On 6-Sep-07, at 12:13 PM, Yonik Seeley wrote:
On 9/6/07, Brian Carmalt <[EMAIL PROTECTED]> wrote:
Try it with title.encode('utf-8').
As in: kw =
{'id':'12','title':title.encode
('utf-8'),'system':'plone','url':'http://www.google.de'}
It seems like the client library should be responsible for encoding,
not the user.
So try changing
title="Übersicht"
into a unicode string via
title=u"Übersicht"
And that should hopefully get your test program working.
If it doesn't it's probably a solr.py bug and should be fixed there.

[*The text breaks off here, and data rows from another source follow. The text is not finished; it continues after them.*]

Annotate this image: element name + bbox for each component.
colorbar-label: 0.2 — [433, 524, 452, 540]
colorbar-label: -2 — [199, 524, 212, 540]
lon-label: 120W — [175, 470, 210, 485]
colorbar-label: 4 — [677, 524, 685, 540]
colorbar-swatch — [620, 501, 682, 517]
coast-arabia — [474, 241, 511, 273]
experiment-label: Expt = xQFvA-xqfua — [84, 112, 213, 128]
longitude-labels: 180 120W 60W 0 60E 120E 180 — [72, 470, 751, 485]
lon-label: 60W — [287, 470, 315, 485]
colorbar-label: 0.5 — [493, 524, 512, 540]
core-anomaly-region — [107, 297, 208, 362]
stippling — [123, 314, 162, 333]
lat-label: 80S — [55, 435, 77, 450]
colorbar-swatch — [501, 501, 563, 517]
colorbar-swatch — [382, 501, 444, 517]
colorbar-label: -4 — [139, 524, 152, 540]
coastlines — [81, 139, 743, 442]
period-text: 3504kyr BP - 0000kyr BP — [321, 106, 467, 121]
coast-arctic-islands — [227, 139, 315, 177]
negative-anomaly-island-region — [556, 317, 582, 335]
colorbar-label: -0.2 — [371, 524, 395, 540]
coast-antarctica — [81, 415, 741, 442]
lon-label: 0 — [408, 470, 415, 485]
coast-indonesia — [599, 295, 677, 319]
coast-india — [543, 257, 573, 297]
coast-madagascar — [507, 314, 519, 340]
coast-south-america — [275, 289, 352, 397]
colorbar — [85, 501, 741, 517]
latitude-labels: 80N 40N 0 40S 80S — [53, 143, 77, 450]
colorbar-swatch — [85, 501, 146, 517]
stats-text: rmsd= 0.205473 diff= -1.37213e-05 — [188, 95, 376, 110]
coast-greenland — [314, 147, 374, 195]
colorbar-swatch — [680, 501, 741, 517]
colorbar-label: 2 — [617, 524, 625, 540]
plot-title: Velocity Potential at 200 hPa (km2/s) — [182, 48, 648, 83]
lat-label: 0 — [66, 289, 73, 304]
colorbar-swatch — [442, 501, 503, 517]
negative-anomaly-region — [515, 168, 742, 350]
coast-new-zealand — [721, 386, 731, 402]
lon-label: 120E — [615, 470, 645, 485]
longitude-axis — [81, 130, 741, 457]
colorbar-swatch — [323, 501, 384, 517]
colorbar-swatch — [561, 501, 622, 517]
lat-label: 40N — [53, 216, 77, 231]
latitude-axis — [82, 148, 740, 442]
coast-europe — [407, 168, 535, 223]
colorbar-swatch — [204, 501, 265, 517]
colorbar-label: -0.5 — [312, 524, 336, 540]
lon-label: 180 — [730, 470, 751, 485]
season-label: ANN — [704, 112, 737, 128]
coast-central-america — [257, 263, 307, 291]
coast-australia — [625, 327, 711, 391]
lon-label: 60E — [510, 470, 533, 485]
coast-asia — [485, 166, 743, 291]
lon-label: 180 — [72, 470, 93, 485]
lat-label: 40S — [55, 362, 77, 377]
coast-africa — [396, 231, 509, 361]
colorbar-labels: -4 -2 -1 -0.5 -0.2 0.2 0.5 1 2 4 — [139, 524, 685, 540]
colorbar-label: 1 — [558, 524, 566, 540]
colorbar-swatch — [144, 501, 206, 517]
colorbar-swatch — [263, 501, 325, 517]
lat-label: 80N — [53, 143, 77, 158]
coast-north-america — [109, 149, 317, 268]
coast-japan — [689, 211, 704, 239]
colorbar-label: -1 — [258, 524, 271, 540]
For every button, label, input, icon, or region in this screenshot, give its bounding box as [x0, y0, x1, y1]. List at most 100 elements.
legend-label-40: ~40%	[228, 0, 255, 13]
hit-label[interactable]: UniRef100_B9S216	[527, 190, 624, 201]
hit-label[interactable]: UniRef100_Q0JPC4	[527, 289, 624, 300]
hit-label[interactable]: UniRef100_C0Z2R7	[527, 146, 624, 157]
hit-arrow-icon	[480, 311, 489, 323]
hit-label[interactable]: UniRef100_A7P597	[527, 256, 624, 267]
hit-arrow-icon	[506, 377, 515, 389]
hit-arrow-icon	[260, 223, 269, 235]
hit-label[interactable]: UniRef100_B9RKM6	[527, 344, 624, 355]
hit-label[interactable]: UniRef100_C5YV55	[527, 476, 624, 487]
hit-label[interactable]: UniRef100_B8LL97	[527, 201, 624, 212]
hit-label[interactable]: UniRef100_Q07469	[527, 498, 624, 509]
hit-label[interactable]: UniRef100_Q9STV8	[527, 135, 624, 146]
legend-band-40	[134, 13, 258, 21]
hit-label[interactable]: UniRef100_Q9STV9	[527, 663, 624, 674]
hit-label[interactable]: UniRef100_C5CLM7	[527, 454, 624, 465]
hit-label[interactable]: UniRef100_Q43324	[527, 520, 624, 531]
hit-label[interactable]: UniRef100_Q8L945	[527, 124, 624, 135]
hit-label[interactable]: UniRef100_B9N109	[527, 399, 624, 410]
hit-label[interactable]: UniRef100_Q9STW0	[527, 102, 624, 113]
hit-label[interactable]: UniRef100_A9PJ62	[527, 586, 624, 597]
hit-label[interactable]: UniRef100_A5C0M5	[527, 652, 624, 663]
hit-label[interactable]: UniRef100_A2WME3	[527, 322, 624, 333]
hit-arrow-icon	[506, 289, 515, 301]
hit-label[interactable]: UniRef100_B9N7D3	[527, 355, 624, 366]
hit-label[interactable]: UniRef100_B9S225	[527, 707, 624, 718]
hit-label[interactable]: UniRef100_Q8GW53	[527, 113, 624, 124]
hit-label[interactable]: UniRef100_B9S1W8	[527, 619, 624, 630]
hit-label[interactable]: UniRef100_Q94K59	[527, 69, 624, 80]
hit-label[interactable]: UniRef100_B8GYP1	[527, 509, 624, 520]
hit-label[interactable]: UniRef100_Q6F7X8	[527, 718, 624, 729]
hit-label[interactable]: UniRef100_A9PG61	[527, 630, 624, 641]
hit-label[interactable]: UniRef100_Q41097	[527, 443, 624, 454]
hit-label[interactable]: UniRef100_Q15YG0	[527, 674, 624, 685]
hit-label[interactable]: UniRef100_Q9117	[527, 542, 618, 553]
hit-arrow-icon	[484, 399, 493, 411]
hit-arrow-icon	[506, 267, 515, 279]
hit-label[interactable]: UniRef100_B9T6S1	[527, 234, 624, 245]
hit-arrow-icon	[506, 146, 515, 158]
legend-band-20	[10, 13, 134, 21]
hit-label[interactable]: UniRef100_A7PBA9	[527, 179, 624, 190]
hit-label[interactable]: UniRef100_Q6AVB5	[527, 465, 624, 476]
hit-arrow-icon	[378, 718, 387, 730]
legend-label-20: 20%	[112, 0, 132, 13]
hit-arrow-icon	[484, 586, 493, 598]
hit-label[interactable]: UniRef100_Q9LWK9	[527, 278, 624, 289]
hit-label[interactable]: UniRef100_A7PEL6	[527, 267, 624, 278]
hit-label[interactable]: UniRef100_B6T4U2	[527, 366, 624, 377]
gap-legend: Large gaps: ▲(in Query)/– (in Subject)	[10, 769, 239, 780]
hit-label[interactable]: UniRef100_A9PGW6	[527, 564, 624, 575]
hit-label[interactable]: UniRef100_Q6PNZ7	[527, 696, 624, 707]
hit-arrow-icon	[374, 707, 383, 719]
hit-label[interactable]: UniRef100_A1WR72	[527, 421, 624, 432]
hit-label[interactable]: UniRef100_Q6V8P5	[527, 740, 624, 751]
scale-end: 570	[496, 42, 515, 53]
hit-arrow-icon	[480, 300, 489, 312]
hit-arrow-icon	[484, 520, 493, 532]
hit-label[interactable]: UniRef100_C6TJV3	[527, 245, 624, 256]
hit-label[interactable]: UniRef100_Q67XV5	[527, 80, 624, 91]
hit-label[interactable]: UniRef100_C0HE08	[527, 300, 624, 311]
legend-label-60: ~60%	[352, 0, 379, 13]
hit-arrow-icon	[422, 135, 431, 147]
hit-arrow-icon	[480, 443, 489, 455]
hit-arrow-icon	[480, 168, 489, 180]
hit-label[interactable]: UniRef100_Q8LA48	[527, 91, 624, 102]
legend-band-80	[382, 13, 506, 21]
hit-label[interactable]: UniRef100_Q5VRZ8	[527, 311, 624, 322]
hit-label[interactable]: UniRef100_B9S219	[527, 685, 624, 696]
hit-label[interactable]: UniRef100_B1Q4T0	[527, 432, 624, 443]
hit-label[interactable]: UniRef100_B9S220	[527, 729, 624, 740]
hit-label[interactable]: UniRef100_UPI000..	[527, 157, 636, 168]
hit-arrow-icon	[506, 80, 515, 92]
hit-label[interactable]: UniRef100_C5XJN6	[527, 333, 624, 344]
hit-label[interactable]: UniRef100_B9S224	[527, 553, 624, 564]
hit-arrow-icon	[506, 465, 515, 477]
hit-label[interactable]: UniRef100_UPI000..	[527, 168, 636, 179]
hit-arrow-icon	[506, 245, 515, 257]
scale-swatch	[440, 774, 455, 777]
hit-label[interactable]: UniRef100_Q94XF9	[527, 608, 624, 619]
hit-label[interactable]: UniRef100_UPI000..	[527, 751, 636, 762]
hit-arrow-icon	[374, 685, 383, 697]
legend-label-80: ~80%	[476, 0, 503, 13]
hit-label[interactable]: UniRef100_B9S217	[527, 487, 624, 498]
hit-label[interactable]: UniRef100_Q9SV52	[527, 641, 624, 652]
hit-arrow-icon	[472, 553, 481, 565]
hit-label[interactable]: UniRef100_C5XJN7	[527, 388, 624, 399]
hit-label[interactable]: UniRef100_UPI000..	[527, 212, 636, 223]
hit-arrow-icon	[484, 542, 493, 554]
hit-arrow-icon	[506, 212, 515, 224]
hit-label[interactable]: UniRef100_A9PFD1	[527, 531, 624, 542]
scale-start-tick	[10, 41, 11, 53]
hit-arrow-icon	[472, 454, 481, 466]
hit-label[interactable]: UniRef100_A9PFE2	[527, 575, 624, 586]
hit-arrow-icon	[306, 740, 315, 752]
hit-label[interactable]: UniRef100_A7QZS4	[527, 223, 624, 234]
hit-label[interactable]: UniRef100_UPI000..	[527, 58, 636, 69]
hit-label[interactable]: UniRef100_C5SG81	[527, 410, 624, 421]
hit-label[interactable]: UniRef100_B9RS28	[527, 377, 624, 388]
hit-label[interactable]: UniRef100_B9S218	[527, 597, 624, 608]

It may or may not, depending on the vagaries of the encoding in his
text editor.
What python gets when you enter u'é' is the byte sequence
corresponding to the encoding of your editor. For instance, my
terminal is set to utf-8 and when I type in é it is equivalent to
entering the bytes C3 A9:
In [5]: 'é'
Out[5]: '\xc3\xa9'
Prepending u does not work, because you are telling python that you
want these two bytes as unicode characters. Note that this could be
fixed by setting python's default encoding to match.
In [1]: u'é'
Out[1]: u'\xc3\xa9'
In [11]: print u'é'
é
The proper thing to do is to interpret the byte sequence given the
proper encoding:
'é'.decode('utf-8')
Out[3]: u'\xe9'
or enter the desired unicode character directly:
>>> u'\u00e9'
u'\xe9'
>>> print u'\u00e9'
é
This is less complicated in the usual case of reading data from a
file, because the encoding should be known (terminal encoding issues
are much trickier). Use codecs.open() to get a unicode-output text
stream.
-Mike